Periferik arter hastalığının aynı nedeni için, ışığa duyarlı doku olan retinaya kan tedarikinde bir eksiklik vardır. Bu büyük hasara neden olur,

nöropatiler

Periferik arter hastalığına bağlı oksijenasyon eksikliği bağlamında periferik sinirlerde hasar vardır. Bu, karıncalanma hissine, ağrıya ve bazen de uzuvların parestezisine, özellikle de alt uzuvlara neden olur..

nefropatías

Böbreklerin afferent atardamarlarında oksijenlenme eksikliği, çoğunlukla geri dönüşü olmayan böbrek hasarı oluşturur. Hiperglisemi, sekonder olarak glomerüler filtrasyonu etkileyen bir hipertansiyon gibi çalışır.

sakatlık

Eğer komplikasyonların her biri evrimleşirse, farklı bir sakatlık yaratabilir.
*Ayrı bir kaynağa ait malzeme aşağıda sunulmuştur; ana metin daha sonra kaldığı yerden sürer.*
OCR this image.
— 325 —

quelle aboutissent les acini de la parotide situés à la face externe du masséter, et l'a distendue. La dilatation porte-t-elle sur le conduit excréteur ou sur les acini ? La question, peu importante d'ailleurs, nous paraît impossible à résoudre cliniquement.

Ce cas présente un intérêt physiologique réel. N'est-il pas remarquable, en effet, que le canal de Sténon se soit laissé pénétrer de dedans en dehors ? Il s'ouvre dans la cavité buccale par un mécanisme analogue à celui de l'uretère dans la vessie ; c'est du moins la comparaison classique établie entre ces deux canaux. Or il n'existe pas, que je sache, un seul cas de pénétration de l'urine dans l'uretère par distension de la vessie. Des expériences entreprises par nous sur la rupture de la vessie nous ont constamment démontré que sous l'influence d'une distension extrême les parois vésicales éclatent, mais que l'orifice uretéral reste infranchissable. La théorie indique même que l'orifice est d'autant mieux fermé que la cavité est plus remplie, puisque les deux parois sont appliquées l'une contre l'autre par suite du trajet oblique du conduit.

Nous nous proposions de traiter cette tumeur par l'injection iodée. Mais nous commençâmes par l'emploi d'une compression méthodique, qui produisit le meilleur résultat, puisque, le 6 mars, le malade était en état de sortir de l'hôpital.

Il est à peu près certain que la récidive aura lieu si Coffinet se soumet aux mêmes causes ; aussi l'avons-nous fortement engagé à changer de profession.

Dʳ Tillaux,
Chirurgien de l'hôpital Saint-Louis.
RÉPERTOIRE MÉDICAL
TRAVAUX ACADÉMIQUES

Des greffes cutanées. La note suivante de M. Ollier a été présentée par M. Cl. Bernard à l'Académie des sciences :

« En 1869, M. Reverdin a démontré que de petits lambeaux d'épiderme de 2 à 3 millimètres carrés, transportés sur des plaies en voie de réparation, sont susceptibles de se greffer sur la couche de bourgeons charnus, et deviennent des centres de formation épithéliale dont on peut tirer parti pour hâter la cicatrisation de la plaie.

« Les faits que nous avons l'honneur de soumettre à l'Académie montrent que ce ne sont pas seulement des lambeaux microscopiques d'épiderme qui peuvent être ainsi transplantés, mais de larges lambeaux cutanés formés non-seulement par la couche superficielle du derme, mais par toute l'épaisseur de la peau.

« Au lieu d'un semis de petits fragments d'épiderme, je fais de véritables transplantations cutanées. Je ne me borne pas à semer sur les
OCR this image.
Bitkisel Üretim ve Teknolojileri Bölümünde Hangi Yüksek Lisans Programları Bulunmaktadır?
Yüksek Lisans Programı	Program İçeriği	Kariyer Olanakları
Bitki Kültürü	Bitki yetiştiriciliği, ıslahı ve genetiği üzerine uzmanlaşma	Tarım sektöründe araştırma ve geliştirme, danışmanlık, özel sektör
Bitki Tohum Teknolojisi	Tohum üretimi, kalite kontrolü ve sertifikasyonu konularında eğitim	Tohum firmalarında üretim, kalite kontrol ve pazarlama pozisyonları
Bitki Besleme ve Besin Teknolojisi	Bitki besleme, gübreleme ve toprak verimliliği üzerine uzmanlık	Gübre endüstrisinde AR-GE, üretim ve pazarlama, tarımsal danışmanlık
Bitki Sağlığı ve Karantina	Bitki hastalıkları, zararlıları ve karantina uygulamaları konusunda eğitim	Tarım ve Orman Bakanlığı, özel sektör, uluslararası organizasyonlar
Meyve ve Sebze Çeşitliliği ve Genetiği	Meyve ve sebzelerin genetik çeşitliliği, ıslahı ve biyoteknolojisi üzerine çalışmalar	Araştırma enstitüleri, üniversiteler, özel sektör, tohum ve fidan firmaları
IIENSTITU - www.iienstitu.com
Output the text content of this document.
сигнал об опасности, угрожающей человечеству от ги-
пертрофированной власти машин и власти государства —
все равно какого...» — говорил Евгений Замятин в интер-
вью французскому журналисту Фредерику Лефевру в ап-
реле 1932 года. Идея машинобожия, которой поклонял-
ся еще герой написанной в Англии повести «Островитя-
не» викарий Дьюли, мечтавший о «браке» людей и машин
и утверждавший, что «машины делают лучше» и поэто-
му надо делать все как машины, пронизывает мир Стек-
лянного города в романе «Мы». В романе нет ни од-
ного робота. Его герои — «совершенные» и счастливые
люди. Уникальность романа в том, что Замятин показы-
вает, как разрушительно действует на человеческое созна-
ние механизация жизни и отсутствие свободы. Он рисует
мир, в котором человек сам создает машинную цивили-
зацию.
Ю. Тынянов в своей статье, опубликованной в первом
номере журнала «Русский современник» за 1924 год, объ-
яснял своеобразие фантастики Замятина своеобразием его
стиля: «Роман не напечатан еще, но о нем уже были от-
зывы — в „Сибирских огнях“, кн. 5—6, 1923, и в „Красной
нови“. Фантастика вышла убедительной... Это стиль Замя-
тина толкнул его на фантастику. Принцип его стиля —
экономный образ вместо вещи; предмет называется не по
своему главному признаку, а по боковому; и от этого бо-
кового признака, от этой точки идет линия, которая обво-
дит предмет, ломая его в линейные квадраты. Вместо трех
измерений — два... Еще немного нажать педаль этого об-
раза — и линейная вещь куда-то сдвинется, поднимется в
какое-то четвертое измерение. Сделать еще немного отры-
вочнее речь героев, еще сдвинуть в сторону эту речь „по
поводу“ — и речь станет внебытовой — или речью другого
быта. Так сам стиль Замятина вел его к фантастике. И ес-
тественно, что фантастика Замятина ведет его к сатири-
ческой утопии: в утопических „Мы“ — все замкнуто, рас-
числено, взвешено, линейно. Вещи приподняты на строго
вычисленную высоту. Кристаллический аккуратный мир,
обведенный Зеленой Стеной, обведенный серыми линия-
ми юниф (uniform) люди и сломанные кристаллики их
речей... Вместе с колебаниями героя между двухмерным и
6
Ketoasidoz, hiperozmolar durum veya hipoglisemi durumunda, nörolojik komplikasyonlar geri dönüşümsüz olabilir ve sakatlığa neden olabilir.

Kötü muamele görmüş bir diyabetik ayak, destek için bazı parmakların amputasyonunda veya ayağının bütününde sonuçlanabilir. Bu, dolaşmanın engellenmesine ve bazı fiziksel aktivitelerde kısıtlamalara neden olur..

Retinopati körlükle sonuçlanabilir. Nefropatiler, taşıyıcıyı diyalize bağımlı kılan böbrek yetmezliği ile sonuçlanabilir.

ölüm

Başlıca hipoglisemi, hiperosmolar koma ve nefropati ölümle sonuçlanma olasılığının yüksek olması.

Diabetes mellitus kaynaklı ölümlerin ana nedeni, akut miyokard infarktüsü yaratabilen vasküler hastalığın komplikasyonudur..

referanslar

  1. Leonid Poretsky. Diabetes Mellitus'un Prensipleri. Editör Springer. 2. Baskı 2010. books.google.pt adresinden alındı
  2. Powers, A.C. (2016). "Bölüm 417: Diabetes mellitus: tanı, sınıflandırma ve fizyopatoloji". Kasper'da Dennis; Fauci, Anthony; Hauser, Stephen; Longo, Dan; Jameson, J. Larry; Loscalzo, Joseph. Harrison. Dahiliye İlkeleri, 19e (19. baskı). McGRAW-Hill Interamericana Editörleri, S.A..
  3. Diabetes Mellitus'un teşhisi ve sınıflandırılması. Amerikan Diyabet Derneği. (2010). ABD Ulusal Tıp Kütüphanesi. Ulusal Sağlık Enstitüleri. Ncbi.nlm.nih.gov adresinden alındı.
  4. Dünya Sağlık Örgütü, Bulaşıcı Olmayan Hastalıkların Gözetimi Bölümü. Diabetes Mellitus'un Tanımı, Tanısı ve Sınıflandırılması ve Komplikasyonları. Cenevre: DSÖ 1999. apps.who.int sitesinden alınmıştır..
  5. Diabetes mellitus Dünya Sağlık Örgütü. Kimden alındı: who.int.